Ähnlich ist es bei Verbandswechseln. Wir entscheiden, womit verbunden wird und wie oft, nicht die Ärzte. Die schauen mal mit drauf, weil sie wissen wollen, wovon wir sprechen, aber die Entscheidung über die Wundversorgung liegt bei der Pflege, und wenn wir uns unsicher sind, fragen wir unsere Wundmanager, weil das die wirklichen Experten dafür sind.

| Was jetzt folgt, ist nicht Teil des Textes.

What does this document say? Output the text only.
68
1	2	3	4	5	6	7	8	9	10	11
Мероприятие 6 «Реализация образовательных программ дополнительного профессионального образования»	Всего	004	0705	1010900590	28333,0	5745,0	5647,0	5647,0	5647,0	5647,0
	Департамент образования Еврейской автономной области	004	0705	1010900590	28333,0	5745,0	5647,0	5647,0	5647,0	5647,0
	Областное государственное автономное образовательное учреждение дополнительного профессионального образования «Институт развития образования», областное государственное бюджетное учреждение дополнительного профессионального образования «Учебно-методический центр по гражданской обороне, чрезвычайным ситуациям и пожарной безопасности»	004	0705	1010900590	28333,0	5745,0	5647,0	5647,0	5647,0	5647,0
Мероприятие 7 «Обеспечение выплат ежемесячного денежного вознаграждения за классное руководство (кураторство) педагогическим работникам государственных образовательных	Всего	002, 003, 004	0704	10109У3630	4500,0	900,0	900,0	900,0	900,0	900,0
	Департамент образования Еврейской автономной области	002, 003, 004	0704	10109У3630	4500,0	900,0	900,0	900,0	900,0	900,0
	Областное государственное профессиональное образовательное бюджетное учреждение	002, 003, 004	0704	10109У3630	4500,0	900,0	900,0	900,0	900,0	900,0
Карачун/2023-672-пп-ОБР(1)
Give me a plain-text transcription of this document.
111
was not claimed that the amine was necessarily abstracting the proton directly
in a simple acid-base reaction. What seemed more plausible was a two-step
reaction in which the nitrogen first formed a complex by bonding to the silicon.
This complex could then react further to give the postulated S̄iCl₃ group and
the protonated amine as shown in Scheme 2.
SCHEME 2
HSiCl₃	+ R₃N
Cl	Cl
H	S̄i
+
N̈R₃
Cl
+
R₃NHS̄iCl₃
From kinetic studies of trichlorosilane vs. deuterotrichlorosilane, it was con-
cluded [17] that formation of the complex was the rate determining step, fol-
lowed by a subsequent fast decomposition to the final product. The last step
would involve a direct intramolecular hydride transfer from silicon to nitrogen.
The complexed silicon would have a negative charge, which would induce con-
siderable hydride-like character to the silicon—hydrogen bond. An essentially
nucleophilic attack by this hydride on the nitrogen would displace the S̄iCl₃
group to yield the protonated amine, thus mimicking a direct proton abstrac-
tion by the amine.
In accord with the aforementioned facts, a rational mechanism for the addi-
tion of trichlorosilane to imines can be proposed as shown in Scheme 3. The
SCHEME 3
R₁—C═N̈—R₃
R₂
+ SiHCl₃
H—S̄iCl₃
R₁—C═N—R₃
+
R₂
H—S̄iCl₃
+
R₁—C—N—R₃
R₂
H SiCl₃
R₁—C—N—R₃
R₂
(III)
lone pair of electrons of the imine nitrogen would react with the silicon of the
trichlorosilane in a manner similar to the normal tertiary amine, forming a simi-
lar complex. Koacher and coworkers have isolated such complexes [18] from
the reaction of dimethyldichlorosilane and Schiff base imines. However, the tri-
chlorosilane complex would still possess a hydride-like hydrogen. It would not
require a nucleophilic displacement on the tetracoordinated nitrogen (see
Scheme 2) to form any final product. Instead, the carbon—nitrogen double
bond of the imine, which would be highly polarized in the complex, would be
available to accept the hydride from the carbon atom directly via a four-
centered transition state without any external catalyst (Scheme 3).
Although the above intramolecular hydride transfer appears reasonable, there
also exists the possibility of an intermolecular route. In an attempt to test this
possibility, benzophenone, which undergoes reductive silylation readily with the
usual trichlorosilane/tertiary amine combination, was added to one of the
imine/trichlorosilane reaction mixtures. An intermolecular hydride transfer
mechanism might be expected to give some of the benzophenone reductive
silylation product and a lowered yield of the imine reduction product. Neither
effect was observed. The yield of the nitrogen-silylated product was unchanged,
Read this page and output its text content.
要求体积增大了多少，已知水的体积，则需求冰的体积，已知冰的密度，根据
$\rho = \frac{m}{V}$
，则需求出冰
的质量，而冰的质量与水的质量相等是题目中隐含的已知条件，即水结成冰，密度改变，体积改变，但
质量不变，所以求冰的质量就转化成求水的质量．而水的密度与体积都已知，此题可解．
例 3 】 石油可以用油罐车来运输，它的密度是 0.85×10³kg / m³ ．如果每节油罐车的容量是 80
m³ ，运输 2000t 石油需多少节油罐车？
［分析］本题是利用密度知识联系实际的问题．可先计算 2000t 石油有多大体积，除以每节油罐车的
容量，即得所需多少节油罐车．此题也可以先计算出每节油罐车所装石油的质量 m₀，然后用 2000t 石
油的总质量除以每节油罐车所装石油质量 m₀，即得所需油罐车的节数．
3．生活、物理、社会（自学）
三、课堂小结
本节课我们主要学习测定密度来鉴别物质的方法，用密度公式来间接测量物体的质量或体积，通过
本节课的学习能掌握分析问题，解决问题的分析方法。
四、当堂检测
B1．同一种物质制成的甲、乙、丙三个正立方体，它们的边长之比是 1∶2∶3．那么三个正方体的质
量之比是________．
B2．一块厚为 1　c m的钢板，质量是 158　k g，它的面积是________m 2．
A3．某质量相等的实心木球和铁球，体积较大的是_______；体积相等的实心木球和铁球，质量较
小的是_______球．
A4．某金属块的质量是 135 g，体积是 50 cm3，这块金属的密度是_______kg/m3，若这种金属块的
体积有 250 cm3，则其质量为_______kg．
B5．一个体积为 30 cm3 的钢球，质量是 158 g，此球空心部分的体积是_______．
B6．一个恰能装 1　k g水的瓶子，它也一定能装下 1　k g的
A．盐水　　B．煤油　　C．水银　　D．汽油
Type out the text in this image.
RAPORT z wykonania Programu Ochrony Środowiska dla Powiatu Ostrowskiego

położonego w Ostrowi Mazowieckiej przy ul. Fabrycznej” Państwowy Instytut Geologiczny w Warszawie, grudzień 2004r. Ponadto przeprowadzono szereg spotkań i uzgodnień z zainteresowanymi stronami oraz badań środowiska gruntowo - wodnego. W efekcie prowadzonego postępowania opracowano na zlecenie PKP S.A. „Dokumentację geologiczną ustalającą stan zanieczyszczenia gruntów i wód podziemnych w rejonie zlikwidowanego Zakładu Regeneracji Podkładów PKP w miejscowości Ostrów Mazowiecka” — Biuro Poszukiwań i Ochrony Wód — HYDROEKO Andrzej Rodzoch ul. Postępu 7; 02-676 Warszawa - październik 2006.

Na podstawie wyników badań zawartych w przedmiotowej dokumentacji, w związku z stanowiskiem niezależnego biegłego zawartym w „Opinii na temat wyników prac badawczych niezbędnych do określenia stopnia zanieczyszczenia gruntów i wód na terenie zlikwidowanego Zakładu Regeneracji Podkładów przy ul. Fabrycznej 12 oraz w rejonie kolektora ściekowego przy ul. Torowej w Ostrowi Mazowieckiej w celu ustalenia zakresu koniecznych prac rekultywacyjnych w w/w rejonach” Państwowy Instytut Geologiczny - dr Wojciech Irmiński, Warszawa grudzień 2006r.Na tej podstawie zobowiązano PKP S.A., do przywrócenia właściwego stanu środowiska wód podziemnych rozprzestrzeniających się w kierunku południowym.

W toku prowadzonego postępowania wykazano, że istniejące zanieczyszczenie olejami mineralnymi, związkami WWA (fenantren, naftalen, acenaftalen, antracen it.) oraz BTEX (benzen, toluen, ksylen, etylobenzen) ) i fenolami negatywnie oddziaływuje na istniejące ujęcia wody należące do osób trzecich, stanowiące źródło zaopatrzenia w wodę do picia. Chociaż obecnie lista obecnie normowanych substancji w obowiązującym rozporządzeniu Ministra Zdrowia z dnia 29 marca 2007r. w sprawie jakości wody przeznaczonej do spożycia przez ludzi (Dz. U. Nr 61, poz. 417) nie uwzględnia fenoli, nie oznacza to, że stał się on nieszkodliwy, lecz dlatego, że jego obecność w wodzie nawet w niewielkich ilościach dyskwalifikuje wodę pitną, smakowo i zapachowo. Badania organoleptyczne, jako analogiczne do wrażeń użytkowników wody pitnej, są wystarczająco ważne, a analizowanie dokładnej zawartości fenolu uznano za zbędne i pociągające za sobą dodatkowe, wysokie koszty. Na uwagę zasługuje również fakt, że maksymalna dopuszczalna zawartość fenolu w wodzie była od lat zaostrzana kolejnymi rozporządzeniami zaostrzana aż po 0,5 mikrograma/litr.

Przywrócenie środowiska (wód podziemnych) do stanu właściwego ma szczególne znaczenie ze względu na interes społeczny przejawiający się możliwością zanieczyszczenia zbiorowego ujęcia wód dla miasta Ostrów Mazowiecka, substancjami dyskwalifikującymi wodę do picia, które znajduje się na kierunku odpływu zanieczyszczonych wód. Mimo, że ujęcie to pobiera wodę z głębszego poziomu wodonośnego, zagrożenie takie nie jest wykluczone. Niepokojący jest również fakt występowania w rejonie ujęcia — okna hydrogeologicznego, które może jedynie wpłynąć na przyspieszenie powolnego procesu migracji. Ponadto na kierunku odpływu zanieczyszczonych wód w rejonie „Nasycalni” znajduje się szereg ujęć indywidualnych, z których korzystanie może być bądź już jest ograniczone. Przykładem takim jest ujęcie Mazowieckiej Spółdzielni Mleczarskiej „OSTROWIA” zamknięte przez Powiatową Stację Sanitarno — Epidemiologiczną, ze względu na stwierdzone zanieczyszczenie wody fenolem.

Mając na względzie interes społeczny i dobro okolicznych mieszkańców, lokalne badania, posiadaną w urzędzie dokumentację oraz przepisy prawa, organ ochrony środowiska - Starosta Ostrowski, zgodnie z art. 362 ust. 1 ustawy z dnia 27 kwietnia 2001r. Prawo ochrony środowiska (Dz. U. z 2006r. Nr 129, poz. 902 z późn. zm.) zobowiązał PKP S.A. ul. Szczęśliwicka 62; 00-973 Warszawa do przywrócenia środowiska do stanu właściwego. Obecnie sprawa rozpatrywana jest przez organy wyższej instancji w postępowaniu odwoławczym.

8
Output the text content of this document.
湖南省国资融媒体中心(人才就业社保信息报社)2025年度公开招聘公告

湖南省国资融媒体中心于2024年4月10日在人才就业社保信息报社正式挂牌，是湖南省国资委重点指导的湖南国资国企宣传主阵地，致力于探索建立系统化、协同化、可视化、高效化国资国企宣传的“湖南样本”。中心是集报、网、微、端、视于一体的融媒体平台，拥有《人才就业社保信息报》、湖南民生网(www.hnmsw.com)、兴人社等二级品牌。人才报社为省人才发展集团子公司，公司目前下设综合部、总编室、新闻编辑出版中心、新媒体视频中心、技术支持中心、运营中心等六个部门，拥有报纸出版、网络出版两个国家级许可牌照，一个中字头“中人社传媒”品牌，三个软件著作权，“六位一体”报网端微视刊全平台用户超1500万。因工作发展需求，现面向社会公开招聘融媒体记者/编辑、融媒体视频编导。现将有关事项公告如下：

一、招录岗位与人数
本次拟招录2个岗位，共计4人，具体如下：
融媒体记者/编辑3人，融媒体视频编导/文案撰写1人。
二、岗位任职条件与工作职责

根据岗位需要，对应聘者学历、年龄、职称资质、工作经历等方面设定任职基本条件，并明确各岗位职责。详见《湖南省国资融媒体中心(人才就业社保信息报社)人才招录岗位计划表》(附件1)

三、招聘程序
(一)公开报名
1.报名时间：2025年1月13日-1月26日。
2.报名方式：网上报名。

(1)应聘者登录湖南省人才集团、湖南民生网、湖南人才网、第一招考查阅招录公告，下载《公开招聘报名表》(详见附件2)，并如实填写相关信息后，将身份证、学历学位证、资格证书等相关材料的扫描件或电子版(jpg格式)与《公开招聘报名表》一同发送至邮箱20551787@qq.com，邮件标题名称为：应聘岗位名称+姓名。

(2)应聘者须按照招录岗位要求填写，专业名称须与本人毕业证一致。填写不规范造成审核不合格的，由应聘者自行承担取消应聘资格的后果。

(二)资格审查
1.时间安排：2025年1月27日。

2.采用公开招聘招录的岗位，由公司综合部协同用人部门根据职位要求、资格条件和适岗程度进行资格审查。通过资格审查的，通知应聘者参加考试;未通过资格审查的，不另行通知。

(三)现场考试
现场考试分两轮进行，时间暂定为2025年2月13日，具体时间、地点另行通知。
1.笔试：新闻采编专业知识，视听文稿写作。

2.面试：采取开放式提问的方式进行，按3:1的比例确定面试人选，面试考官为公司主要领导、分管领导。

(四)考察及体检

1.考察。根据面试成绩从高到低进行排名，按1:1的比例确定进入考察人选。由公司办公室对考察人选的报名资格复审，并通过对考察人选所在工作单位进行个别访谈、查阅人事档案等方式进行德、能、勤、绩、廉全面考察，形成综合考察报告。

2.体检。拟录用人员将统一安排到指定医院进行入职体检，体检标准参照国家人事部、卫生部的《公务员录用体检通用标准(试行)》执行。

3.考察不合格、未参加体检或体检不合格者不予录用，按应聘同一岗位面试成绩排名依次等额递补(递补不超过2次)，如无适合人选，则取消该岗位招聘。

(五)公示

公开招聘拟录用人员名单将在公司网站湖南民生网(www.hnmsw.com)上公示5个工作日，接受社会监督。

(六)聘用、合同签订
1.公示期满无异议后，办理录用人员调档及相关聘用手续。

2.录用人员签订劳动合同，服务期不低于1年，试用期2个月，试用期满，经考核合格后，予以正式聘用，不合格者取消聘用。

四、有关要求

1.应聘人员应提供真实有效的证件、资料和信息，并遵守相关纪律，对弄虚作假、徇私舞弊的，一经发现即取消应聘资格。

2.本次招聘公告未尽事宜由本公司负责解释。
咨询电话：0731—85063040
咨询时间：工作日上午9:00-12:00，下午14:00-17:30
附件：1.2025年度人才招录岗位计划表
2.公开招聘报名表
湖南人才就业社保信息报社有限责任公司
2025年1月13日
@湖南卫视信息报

Oder Sondenkost. Kinder, die schon von zu Hause mit Sondenkost kommen, haben ja meistens eh ihr festes Regime, wann sie wieviel von welcher Nahrung bekommen. Aber bei denen, die aus dem Akut-KH kommen und noch nicht optimal eingestellt werden konnten, ist das auch unser Bereich. Keiner von uns würde bei den Ärzten nachfragen, ob wir das Sondenkost-Regime ändern dürfen. Das ist Ernährung und damit pflegerische Entscheidung. Ich frage den Arzt doch auch nicht, ob ich dem Kind heute ein Brot mit Butterkäse geben darf, wenn es gestern eins mit Gouda gegessen hat. Klar gibt es da auch Ausnahmen, wo man dann doch Arztrücksprache hält (Stoffwechselerkrankungen, Elektrolytverschiebungen, gastrointestinale Erkrankungen etc.), aber bei Kindern, die sonst "nichts" haben und "nur" wegen einer Dysphagie sondenernährt sind...
Und ich hätte noch einige andere Beispiele, aber der Text ist eh schon viel zu lang.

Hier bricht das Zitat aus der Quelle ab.